A complete Java API documentation is available in the developer file under the 'doc' folder.
General
Moelnir is a database file which allows storage and retrieval of
user data records in a heap organisation, including administration and
re-usage of garbage data. The advantage of Moelnir is that each record is
stored in a continuous segment on the file while still each record size is
limit-less variable and modifiable. Garbage space, which falls from removed
or truncated records, is automatically organised, as are extension and
truncation of valid data space. This conception allows for very quick data
reading and writing. As disadvantage of this conception may count reduced
scalability, as a list of administration data is kept in core memory for each
record. The demand per record for administration is in the order of 100 bytes.
An upper limit for practicability can be expected at 1 Mio. entries.
Performance of reading and writing is fairly constant while insertions and
removals slow linear with the number of entries.
Data Chunks
The storage units for user records are called "chunks" in the parlance of
this class'es descriptions.
The class generates identifiers (type long integer) for allocated chunks,
alternatively the user can suggest an identifier which will be accepted if it
is not in use. The system guarantees uniqueness of all identifiers of chunks
in a file. Chunks as such are a rigid structure. They are, however,
automatically resized and moved in the file as needed. Chunks have a buffer
size and a data-length (user data), which are different values. On the
user level any size of data can be written to and read from a data chunk.
Garbage Chunks
When a data chunk is removed, it becomes a Garbage chunk. Garbage chunks
are nameless, which means their (former) identifiers are available for new
purposes at the user interface as soon as they have become invalidated.

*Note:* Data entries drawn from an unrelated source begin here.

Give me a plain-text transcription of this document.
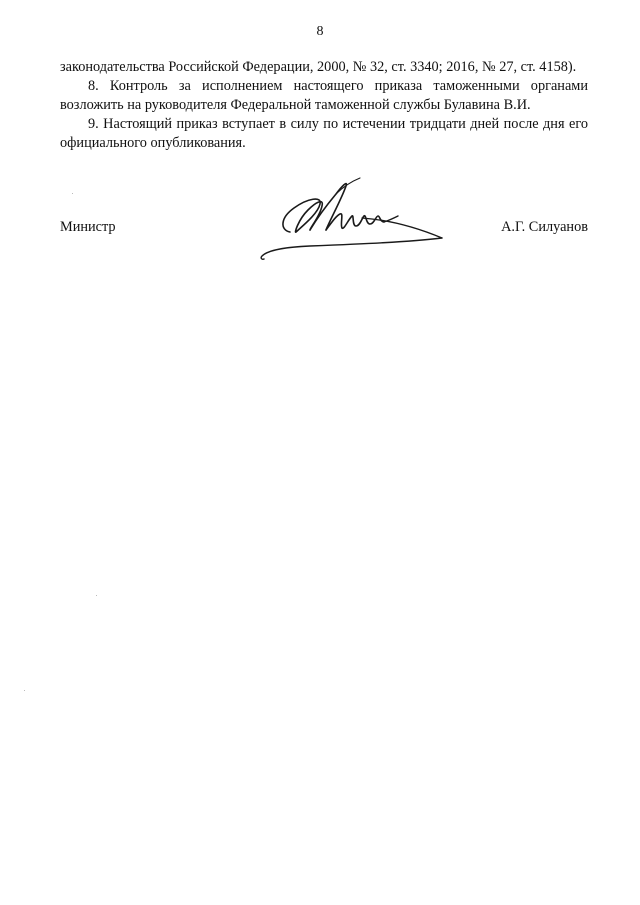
8

законодательства Российской Федерации, 2000, № 32, ст. 3340; 2016, № 27, ст. 4158).

8. Контроль за исполнением настоящего приказа таможенными органами возложить на руководителя Федеральной таможенной службы Булавина В.И.

9. Настоящий приказ вступает в силу по истечении тридцати дней после дня его официального опубликования.

Министр	А.Г. Силуанов
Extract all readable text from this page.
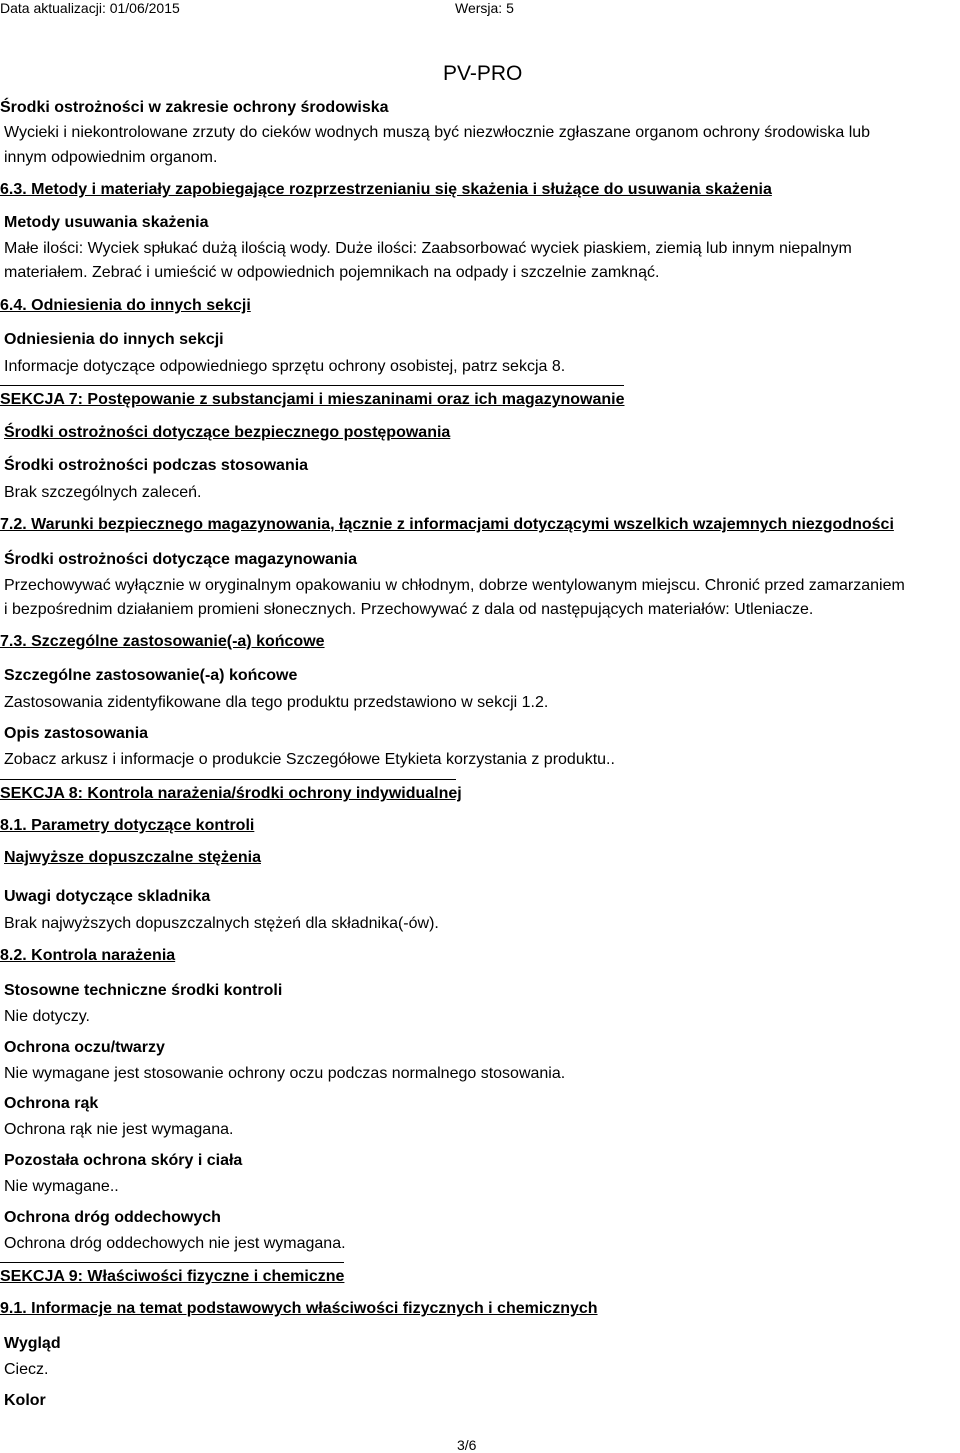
Data aktualizacji: 01/06/2015	Wersja: 5
PV-PRO
Środki ostrożności w zakresie ochrony środowiska
Wycieki i niekontrolowane zrzuty do cieków wodnych muszą być niezwłocznie zgłaszane organom ochrony środowiska lub
innym odpowiednim organom.
6.3. Metody i materiały zapobiegające rozprzestrzenianiu się skażenia i służące do usuwania skażenia
Metody usuwania skażenia
Małe ilości: Wyciek spłukać dużą ilością wody. Duże ilości: Zaabsorbować wyciek piaskiem, ziemią lub innym niepalnym
materiałem. Zebrać i umieścić w odpowiednich pojemnikach na odpady i szczelnie zamknąć.
6.4. Odniesienia do innych sekcji
Odniesienia do innych sekcji
Informacje dotyczące odpowiedniego sprzętu ochrony osobistej, patrz sekcja 8.
SEKCJA 7: Postępowanie z substancjami i mieszaninami oraz ich magazynowanie
Środki ostrożności dotyczące bezpiecznego postępowania
Środki ostrożności podczas stosowania
Brak szczególnych zaleceń.
7.2. Warunki bezpiecznego magazynowania, łącznie z informacjami dotyczącymi wszelkich wzajemnych niezgodności
Środki ostrożności dotyczące magazynowania
Przechowywać wyłącznie w oryginalnym opakowaniu w chłodnym, dobrze wentylowanym miejscu. Chronić przed zamarzaniem
i bezpośrednim działaniem promieni słonecznych. Przechowywać z dala od następujących materiałów: Utleniacze.
7.3. Szczególne zastosowanie(-a) końcowe
Szczególne zastosowanie(-a) końcowe
Zastosowania zidentyfikowane dla tego produktu przedstawiono w sekcji 1.2.
Opis zastosowania
Zobacz arkusz i informacje o produkcie Szczegółowe Etykieta korzystania z produktu..
SEKCJA 8: Kontrola narażenia/środki ochrony indywidualnej
8.1. Parametry dotyczące kontroli
Najwyższe dopuszczalne stężenia
Uwagi dotyczące skladnika
Brak najwyższych dopuszczalnych stężeń dla składnika(-ów).
8.2. Kontrola narażenia
Stosowne techniczne środki kontroli
Nie dotyczy.
Ochrona oczu/twarzy
Nie wymagane jest stosowanie ochrony oczu podczas normalnego stosowania.
Ochrona rąk
Ochrona rąk nie jest wymagana.
Pozostała ochrona skóry i ciała
Nie wymagane..
Ochrona dróg oddechowych
Ochrona dróg oddechowych nie jest wymagana.
SEKCJA 9: Właściwości fizyczne i chemiczne
9.1. Informacje na temat podstawowych właściwości fizycznych i chemicznych
Wygląd
Ciecz.
Kolor
3/6
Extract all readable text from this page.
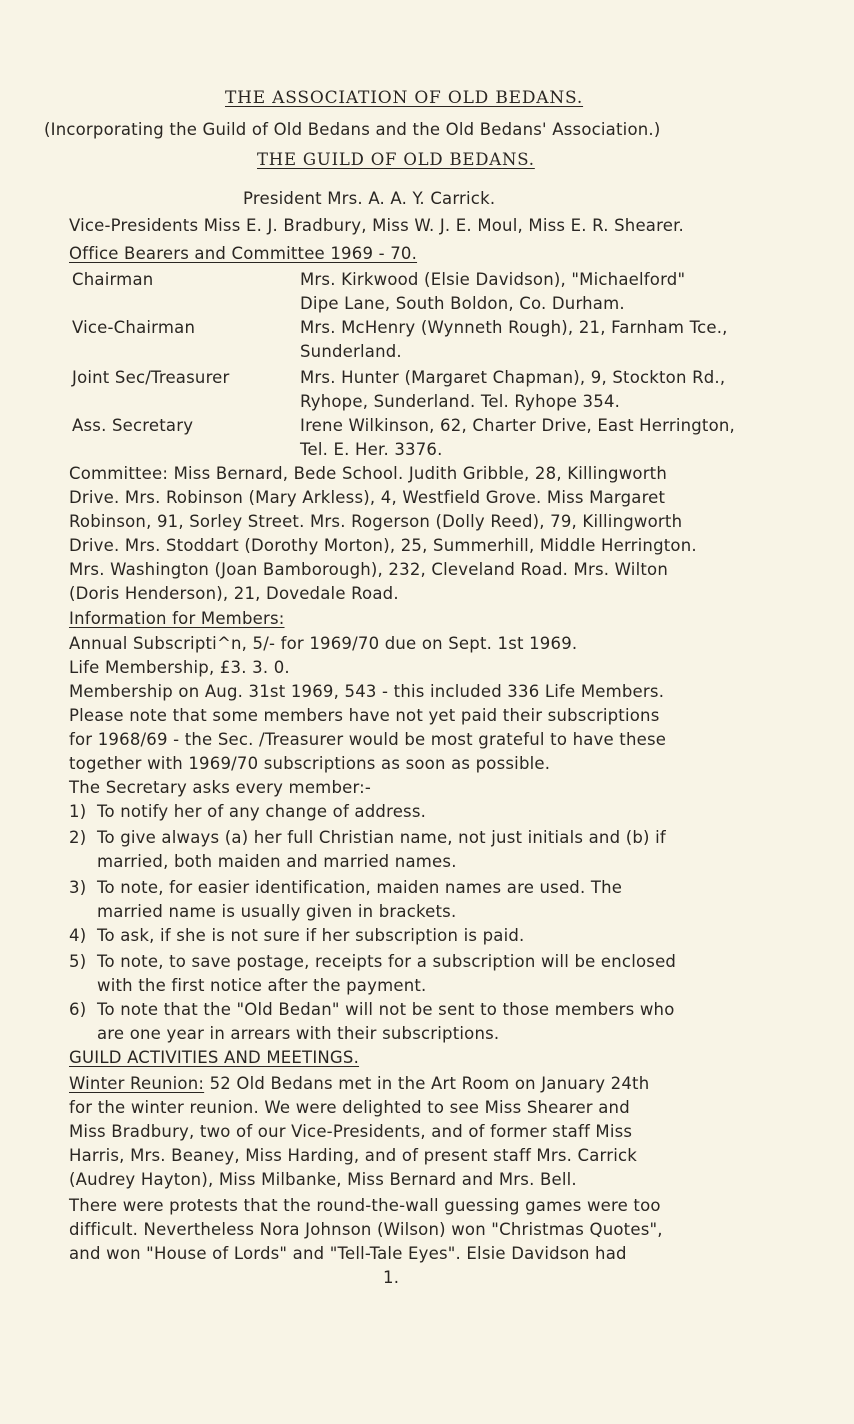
THE ASSOCIATION OF OLD BEDANS.
(Incorporating the Guild of Old Bedans and the Old Bedans' Association.)
THE GUILD OF OLD BEDANS.
President Mrs. A. A. Y. Carrick.
Vice-Presidents Miss E. J. Bradbury, Miss W. J. E. Moul, Miss E. R. Shearer.
Office Bearers and Committee 1969 - 70.
Chairman	Mrs. Kirkwood (Elsie Davidson), "Michaelford"
Dipe Lane, South Boldon, Co. Durham.
Vice-Chairman	Mrs. McHenry (Wynneth Rough), 21, Farnham Tce.,
Sunderland.
Joint Sec/Treasurer	Mrs. Hunter (Margaret Chapman), 9, Stockton Rd.,
Ryhope, Sunderland. Tel. Ryhope 354.
Ass. Secretary	Irene Wilkinson, 62, Charter Drive, East Herrington,
Tel. E. Her. 3376.
Committee: Miss Bernard, Bede School. Judith Gribble, 28, Killingworth
Drive. Mrs. Robinson (Mary Arkless), 4, Westfield Grove. Miss Margaret
Robinson, 91, Sorley Street. Mrs. Rogerson (Dolly Reed), 79, Killingworth
Drive. Mrs. Stoddart (Dorothy Morton), 25, Summerhill, Middle Herrington.
Mrs. Washington (Joan Bamborough), 232, Cleveland Road. Mrs. Wilton
(Doris Henderson), 21, Dovedale Road.
Information for Members:
Annual Subscripti^n, 5/- for 1969/70 due on Sept. 1st 1969.
Life Membership, £3. 3. 0.
Membership on Aug. 31st 1969, 543 - this included 336 Life Members.
Please note that some members have not yet paid their subscriptions
for 1968/69 - the Sec. /Treasurer would be most grateful to have these
together with 1969/70 subscriptions as soon as possible.
The Secretary asks every member:-
1) To notify her of any change of address.
2) To give always (a) her full Christian name, not just initials and (b) if
married, both maiden and married names.
3) To note, for easier identification, maiden names are used. The
married name is usually given in brackets.
4) To ask, if she is not sure if her subscription is paid.
5) To note, to save postage, receipts for a subscription will be enclosed
with the first notice after the payment.
6) To note that the "Old Bedan" will not be sent to those members who
are one year in arrears with their subscriptions.
GUILD ACTIVITIES AND MEETINGS.
Winter Reunion: 52 Old Bedans met in the Art Room on January 24th
for the winter reunion. We were delighted to see Miss Shearer and
Miss Bradbury, two of our Vice-Presidents, and of former staff Miss
Harris, Mrs. Beaney, Miss Harding, and of present staff Mrs. Carrick
(Audrey Hayton), Miss Milbanke, Miss Bernard and Mrs. Bell.
There were protests that the round-the-wall guessing games were too
difficult. Nevertheless Nora Johnson (Wilson) won "Christmas Quotes",
and won "House of Lords" and "Tell-Tale Eyes". Elsie Davidson had
1.
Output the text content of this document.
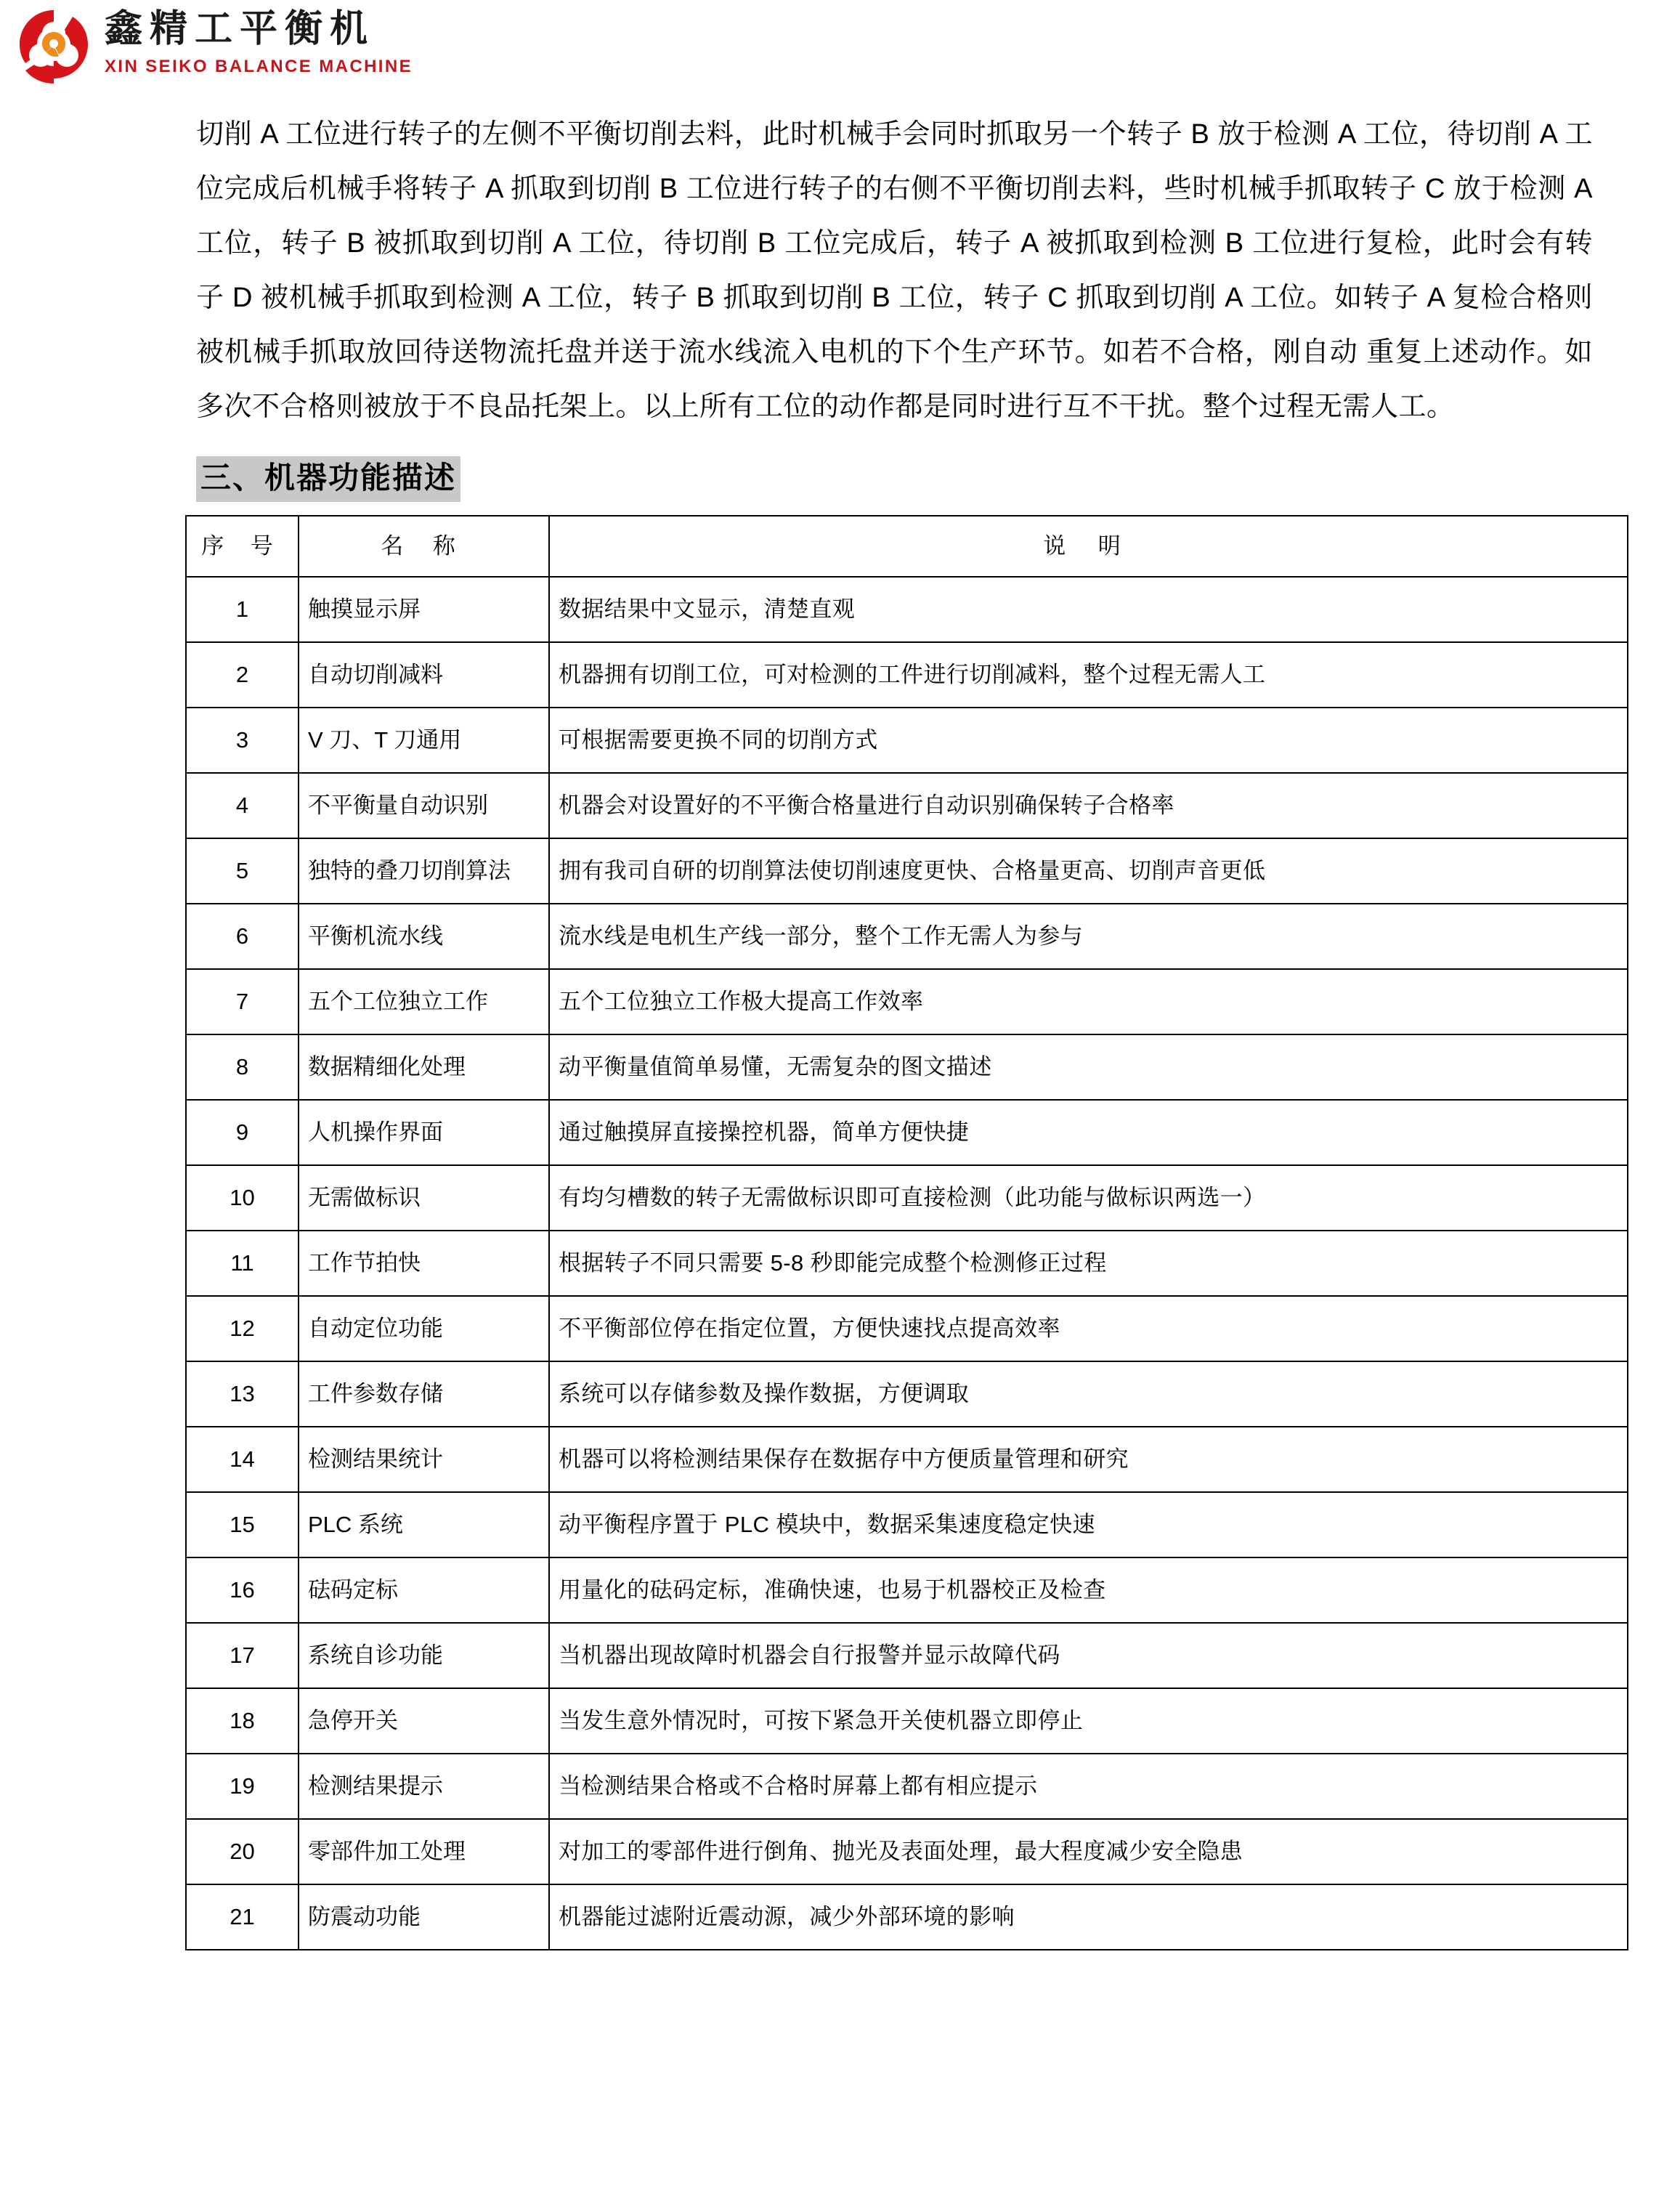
鑫精工平衡机
XIN SEIKO BALANCE MACHINE

切削 A 工位进行转子的左侧不平衡切削去料，此时机械手会同时抓取另一个转子 B 放于检测 A 工位，待切削 A 工位完成后机械手将转子 A 抓取到切削 B 工位进行转子的右侧不平衡切削去料，些时机械手抓取转子 C 放于检测 A 工位，转子 B 被抓取到切削 A 工位，待切削 B 工位完成后，转子 A 被抓取到检测 B 工位进行复检，此时会有转子 D 被机械手抓取到检测 A 工位，转子 B 抓取到切削 B 工位，转子 C 抓取到切削 A 工位。如转子 A 复检合格则被机械手抓取放回待送物流托盘并送于流水线流入电机的下个生产环节。如若不合格，刚自动 重复上述动作。如多次不合格则被放于不良品托架上。以上所有工位的动作都是同时进行互不干扰。整个过程无需人工。

三、机器功能描述
序 号	名 称	说 明
1	触摸显示屏	数据结果中文显示，清楚直观
2	自动切削减料	机器拥有切削工位，可对检测的工件进行切削减料，整个过程无需人工
3	V 刀、T 刀通用	可根据需要更换不同的切削方式
4	不平衡量自动识别	机器会对设置好的不平衡合格量进行自动识别确保转子合格率
5	独特的叠刀切削算法	拥有我司自研的切削算法使切削速度更快、合格量更高、切削声音更低
6	平衡机流水线	流水线是电机生产线一部分，整个工作无需人为参与
7	五个工位独立工作	五个工位独立工作极大提高工作效率
8	数据精细化处理	动平衡量值简单易懂，无需复杂的图文描述
9	人机操作界面	通过触摸屏直接操控机器，简单方便快捷
10	无需做标识	有均匀槽数的转子无需做标识即可直接检测（此功能与做标识两选一）
11	工作节拍快	根据转子不同只需要 5-8 秒即能完成整个检测修正过程
12	自动定位功能	不平衡部位停在指定位置，方便快速找点提高效率
13	工件参数存储	系统可以存储参数及操作数据，方便调取
14	检测结果统计	机器可以将检测结果保存在数据存中方便质量管理和研究
15	PLC 系统	动平衡程序置于 PLC 模块中，数据采集速度稳定快速
16	砝码定标	用量化的砝码定标，准确快速，也易于机器校正及检查
17	系统自诊功能	当机器出现故障时机器会自行报警并显示故障代码
18	急停开关	当发生意外情况时，可按下紧急开关使机器立即停止
19	检测结果提示	当检测结果合格或不合格时屏幕上都有相应提示
20	零部件加工处理	对加工的零部件进行倒角、抛光及表面处理，最大程度减少安全隐患
21	防震动功能	机器能过滤附近震动源，减少外部环境的影响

Garbage chunks are just free data space and are merged with other garbage
where feasible.
Chunk Creation and Life
New chunks are preferably created from existing garbage chunks by either
taking over their buffer size or by dividing them into two separate chunks
where the returned chunk's buffer is dimensioned to comply with the requested
size. If there is no matching garbage available, the new chunk is allocated
at file end. A chunk (as referenced by its name) exists until the user
explicitly removes it; it is (as a data set) moved around in the file as
required and a fix location cannot be assumed.
Garbage Collection
Garbage collection has two operation modi: IMMEDIATE and ON_DEMAND.
In IMMEDIATE modus each action removing a data chunk (which may also occur
implicit in write operations)
checks to optimise the chunk neighbourhood, which takes time to perform.
In ON_DEMAND modus, garbage optimising is never done automatically (until
the file closes), it has to be performed by the user by calling method garbageCollect().
Normally it is safe to keep the default modus IMMEDIATE. If you have a
project with special demand on velocity, huge amounts of chunks and many
insertions/removals of elements, a switch to ON_DEMAND modus will become
attractive, while you will perform garbage collections in the more quiet
times. Garbage collection is always implied by the 'close()' method.
Streaming Devices
IO streams are available for reading and writing of chunks. Multiple
read streams may occur for a single chunk at a time, but a write stream
blocks any other write or remove action through the interface.
Care has to be taken that write
streams get closed when output is finished. Write streams are an elegant way
to transfer large data sizes to a chunk as size restrictions do not play
a role. They can also be used to append existing chunk data.
Reading and writing on a chunk x may occur parallel through IO-streams. The
rule is that a flush or a close operation on a write stream makes new
content available in the chunk, while a read
stream throws a ConcurrentModificationException when its chunk
has received modification while the stream was open.
Instance Properties
The following properties can be set on a single file instance.
SECTORISED - boolean, whether storage buffer sizes align to a sector
ceiling (read only, equal to sector-size = 0)
SECTOR-SIZE - int, the sector size of data storage
MIN-CHUNK-SIZE - long, the minimum buffer length of data chunks
MAX-WRITE-BUFFER - int, maximum core buffer size for output streams
POSITIVE-IDENTIFIERS - boolean, whether all generated chunk-IDs are positive
AUTO-CRC - boolean, whether CRC-32 on user data is automatically stored in chunks
ACCESS-SPEED - enum, setting for urgency of execution acceleration
COLLECT-MODUS - enum, time strategy when garbage collection is performed
Thread Safety
This class is not thread save.